День черный  пятница:  кричит
Нам суевер, покорный  страху,
И  поверяет  жизни  быт
По  Брюсовскому альманаху.
Счастливцу каждый день хорош!
Но  кто у счастья в черном  теле,
По  неудачам тот и  сплошь
Сочтет  семь пятниц  на  неделе.
*

«Женюсь!  Нет,  путь женатых  скользк.
Подам  в отставку!  Нет, ни  слова!
В  Париж поеду!  Нет, в  Тобольск!
Прочту Сенеку. Нет,  Графова!»
Так  завсегда по колесу
Вертятся  мысли в пустомеле,
Вот что зовется:  на часу
Иметь семь пятниц  на  неделе...

— Вопрос о женитьбе Боратынского вызван следующим сообщением Вяземского в цитированном уже письме его от 10 мая:Ц«Ты знаешь, что твой Евгений захотел продолжиться и женится на соседке моей Енгельгарт, девушке любезной, умной и доброй, но не Элегиаческой по наружности. Я сердечно полюбил и уважил Боратынского. Чем более растираешь его, тем он лучше и сильнее пахнет. В нем кроме дарования и основа плотная и прекрасная» (Акад. изд. Переписки, т. I, стр. 347). Боратынский, действительно, женился на Анастасии Львовне Энгельгардт (род. 1804, ум. 1860) как раз 10 мая 1826 г. Его жена «отличалась любовью к искусству, тонко развитым поэтическим чувством, большим умом (о чем говорят и все современники) и твердою, непреклонною волею; непреклонность воли и характера странным образом соединялись в ней с мягким, отзывчивым сердцем и тою особенною нежностью и очарованием, которым она покорила себе «бунтующую музу» поэта и создала ему спокойный, тихий уют в жизни. Но прекрасная семьянинка, Анастасия Львовна в обществе часто производила другое впечатление, не умела ладить с людьми и своим беспокойным, неуживчивым нравом и ревнивым обереганием своих исключительных прав на поэта способствовала тому, что Боратынский стал всё более и более расходиться со своими лучшими друзьями и отдаляться от них (от Пушкина, Киреевского и т. д.)» (М. Л. Гофман, Е. А. Боратынский. Биографический очерк, в Соч. Боратынского, изд. Акад. Наук, т. I, С.-Пб. 1914, стр. LXIV — LXV).

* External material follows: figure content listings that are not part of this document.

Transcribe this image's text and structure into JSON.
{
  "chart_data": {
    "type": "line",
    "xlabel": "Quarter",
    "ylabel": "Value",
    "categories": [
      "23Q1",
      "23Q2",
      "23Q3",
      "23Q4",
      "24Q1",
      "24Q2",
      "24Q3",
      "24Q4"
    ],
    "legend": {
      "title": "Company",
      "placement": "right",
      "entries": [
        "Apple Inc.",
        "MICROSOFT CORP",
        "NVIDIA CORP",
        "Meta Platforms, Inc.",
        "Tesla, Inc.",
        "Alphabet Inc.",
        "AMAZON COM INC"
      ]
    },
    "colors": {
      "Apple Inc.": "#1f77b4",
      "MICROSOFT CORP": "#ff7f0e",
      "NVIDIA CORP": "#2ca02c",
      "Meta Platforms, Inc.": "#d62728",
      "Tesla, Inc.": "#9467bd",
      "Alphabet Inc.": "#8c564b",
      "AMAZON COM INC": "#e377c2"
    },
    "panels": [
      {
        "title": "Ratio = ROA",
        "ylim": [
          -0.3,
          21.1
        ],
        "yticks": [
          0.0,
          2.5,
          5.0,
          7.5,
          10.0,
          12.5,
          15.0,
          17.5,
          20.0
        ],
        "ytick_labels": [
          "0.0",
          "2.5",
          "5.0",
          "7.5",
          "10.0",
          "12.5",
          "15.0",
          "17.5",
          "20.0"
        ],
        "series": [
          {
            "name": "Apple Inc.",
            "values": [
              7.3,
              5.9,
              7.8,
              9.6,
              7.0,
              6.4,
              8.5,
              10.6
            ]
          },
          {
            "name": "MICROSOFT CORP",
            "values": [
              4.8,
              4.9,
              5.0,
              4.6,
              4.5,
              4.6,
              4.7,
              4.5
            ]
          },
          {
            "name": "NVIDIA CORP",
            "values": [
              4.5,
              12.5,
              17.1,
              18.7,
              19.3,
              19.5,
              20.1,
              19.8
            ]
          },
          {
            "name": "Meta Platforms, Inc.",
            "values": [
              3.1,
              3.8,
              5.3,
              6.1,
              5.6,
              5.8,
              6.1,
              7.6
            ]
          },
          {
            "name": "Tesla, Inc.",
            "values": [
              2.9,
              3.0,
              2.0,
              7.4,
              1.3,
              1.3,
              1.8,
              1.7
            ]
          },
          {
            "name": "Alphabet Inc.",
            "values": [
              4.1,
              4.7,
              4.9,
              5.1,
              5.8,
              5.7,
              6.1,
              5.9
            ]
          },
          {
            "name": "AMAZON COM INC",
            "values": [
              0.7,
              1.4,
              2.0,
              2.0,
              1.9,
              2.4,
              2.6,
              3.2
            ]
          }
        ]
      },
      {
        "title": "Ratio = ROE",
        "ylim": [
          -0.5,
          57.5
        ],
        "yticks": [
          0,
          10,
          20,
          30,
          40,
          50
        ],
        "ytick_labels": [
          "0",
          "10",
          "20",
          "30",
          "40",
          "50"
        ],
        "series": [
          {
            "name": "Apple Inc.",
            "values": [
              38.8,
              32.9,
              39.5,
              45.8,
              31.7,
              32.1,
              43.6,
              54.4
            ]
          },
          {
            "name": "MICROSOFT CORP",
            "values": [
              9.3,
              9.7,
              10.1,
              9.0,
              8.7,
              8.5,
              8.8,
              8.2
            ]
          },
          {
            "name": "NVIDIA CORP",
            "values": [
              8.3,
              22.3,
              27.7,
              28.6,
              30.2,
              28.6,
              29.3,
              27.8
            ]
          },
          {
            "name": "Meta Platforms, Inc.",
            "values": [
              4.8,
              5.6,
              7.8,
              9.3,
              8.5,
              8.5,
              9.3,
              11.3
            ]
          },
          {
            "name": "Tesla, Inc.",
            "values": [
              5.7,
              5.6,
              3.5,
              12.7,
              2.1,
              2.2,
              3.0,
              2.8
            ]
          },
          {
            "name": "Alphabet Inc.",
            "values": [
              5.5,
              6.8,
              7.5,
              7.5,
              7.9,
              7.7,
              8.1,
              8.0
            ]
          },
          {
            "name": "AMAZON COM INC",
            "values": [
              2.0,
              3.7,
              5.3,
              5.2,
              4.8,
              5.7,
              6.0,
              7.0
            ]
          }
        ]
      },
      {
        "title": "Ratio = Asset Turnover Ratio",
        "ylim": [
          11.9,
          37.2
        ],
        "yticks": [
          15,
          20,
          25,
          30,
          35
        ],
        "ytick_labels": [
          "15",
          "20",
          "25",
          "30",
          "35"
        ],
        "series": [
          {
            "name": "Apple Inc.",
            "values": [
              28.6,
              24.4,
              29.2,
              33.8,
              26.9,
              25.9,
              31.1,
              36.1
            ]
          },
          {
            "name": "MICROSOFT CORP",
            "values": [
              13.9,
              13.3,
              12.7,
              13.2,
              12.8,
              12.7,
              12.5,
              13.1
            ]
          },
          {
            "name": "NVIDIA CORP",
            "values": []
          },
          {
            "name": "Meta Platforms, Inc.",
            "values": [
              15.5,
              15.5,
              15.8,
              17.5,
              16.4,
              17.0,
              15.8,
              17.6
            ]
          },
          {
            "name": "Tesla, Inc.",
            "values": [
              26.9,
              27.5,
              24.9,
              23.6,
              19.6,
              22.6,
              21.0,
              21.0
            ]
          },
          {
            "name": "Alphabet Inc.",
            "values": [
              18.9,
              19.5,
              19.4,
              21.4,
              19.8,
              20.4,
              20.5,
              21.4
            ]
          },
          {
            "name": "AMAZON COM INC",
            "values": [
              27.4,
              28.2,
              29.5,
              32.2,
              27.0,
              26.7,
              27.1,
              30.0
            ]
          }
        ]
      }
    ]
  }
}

208. Князю П. А. Вяземскому (стр. 12). Впервые напечатано вт«Русском Архиве» 1874 г., кн. I, ст. 427 — 429; подлинник (на бумаге — вод. зн.: G. J. F.) был у гр. С. Д. Шереметева в Остафьевском архиве; ныне в Центрархиве.

— Начальные слова письма представляют собою начало первого стиха, написанного Батюшковым в 1815 г. «Послания И. М. Муравьеву-Апостолу»:

Ты прав, любимец муз! От первых впечатлений,
От первых, светлых чувств заемлет силу гений!...

Этот же стих вспомнил Пушкин и позже, начав им письмо к Плетневу от первой половины апреля 1831 г., и еще раз — в записке к М. Л. Яковлеву от середины августа 1834 г.

— Пушкин отвечает Вяземскому на совет, высказанный им в письме от 10 мая: см. выше, в объяснениях к предыдущему письму, стр. 158.

— О мысли издавать свой журнал вместоЇ«Сына Отечества» Греча и Булгарина, «Благонамеренного» Измайлова (прекратившегося с 1826 г.) и «Московского Телеграфа» Полевого см. выше, в письмах №№ 123, 167, 187, 197, и ниже, № 219 и в объяснениях к ним, т. I, стр. 405, 487, 526.

— Катенину Пушкин также писал о журнале: см. письмо № 197.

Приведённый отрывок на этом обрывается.